Unutulma Hakkı: Dijital Dünyada Kişisel Verilerin Silinmesi

Unutulma Hakkı: Dijital Dünyada Kişisel Verilerin Silinmesi

Unutulma Hakkı: Dijital Dünyada Kişisel Verilerin Silinmesi

Dijitalleşmenin günlük yaşamı şekillendirdiği çağımızda bireylerin özel hayatının korunması meselesi, hukuki bir güvenlik alanı hâline gelmiştir. İnternetin, sosyal medyanın ve dijital arama motorlarının bireylerin kimliğini şekillendiren bilgi ve içerikleri kalıcı biçimde barındırması, bireyin geçmişini silmesi veya yeniden şekillendirmesi yönündeki iradesini sekteye uğratmaktadır. Bu bağlamda, kişisel verilerin korunması hakkının bir uzantısı olan unutulma hakkı, bireylerin dijital geçmişlerini denetleyebilmeleri için hukuken tanınmış önemli bir imkândır.

Kavramsal Çerçeve: Unutulma Hakkı Nedir?

Unutulma hakkı, bireyin geçmişte kamuya açık hâle gelen bir bilginin, belirli bir süre sonra toplum nezdindeki önemini yitirmesiyle birlikte dijital ortamdan kaldırılmasını isteme hakkıdır.
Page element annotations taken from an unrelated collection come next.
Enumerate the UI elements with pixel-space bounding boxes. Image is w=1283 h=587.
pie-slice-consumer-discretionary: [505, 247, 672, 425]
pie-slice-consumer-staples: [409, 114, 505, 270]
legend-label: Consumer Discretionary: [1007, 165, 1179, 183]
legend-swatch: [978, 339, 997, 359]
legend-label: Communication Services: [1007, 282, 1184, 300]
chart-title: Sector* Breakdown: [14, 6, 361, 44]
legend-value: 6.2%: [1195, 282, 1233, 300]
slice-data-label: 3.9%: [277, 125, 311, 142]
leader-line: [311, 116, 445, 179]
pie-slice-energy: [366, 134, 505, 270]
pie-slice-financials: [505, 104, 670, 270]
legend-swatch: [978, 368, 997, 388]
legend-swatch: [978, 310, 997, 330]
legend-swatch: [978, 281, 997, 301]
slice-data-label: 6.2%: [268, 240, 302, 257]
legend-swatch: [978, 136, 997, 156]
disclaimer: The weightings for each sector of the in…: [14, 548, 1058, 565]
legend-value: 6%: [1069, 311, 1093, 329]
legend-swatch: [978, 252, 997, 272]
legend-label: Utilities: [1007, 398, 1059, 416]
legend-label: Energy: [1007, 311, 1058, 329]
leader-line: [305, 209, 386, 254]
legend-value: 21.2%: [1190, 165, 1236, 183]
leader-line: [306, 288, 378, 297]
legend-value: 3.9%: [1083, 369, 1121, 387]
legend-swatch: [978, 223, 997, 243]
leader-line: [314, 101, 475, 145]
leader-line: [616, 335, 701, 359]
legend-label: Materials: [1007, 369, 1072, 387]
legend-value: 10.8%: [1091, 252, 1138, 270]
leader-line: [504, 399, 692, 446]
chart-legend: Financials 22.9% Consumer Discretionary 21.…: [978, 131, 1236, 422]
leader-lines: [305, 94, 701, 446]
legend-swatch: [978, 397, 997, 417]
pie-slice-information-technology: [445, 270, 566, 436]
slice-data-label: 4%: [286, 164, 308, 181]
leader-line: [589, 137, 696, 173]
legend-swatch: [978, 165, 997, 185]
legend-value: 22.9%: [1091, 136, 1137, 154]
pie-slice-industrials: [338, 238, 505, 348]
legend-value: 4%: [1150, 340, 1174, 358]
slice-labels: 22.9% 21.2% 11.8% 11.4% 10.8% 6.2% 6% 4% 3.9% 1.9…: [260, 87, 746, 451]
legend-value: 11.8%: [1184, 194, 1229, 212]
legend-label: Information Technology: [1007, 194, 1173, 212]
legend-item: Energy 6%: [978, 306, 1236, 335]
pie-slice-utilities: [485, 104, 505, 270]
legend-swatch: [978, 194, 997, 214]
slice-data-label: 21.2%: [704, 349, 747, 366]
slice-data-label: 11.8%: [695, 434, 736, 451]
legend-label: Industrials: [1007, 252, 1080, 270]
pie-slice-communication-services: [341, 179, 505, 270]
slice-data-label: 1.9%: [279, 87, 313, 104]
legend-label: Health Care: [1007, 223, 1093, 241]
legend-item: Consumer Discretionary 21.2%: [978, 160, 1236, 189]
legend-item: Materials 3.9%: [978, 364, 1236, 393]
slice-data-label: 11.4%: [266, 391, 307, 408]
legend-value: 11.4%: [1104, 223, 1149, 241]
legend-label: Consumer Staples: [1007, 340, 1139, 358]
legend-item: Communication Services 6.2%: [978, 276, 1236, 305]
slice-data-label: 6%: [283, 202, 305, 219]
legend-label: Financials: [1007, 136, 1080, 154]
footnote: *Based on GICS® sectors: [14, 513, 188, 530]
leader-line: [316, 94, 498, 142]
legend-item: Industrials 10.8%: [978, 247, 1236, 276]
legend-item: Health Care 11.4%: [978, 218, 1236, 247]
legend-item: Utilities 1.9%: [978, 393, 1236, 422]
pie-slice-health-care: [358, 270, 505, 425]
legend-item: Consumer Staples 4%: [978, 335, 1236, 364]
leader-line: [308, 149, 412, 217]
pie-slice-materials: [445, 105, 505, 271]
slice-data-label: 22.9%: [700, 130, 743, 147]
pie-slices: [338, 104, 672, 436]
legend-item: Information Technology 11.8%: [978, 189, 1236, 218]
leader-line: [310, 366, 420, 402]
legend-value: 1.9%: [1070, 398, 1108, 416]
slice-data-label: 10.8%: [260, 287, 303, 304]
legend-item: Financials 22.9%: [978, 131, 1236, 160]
Bu hak, esasen kişilik haklarının, özel hayatın gizliliğinin ve itibarın korunması ilkeleriyle doğrudan bağlantılıdır. Unutulma hakkı, Avrupa Birliği Adalet Divanı’nın (ABAD) 2014 tarihli Google/Costeja González kararı ile uluslararası hukukta belirginleşmiş, Türk hukuk sistemine ise 6698 sayılı Kişisel Verilerin Korunması Kanunu (KVKK) ile kavramsal olarak entegre edilmiştir.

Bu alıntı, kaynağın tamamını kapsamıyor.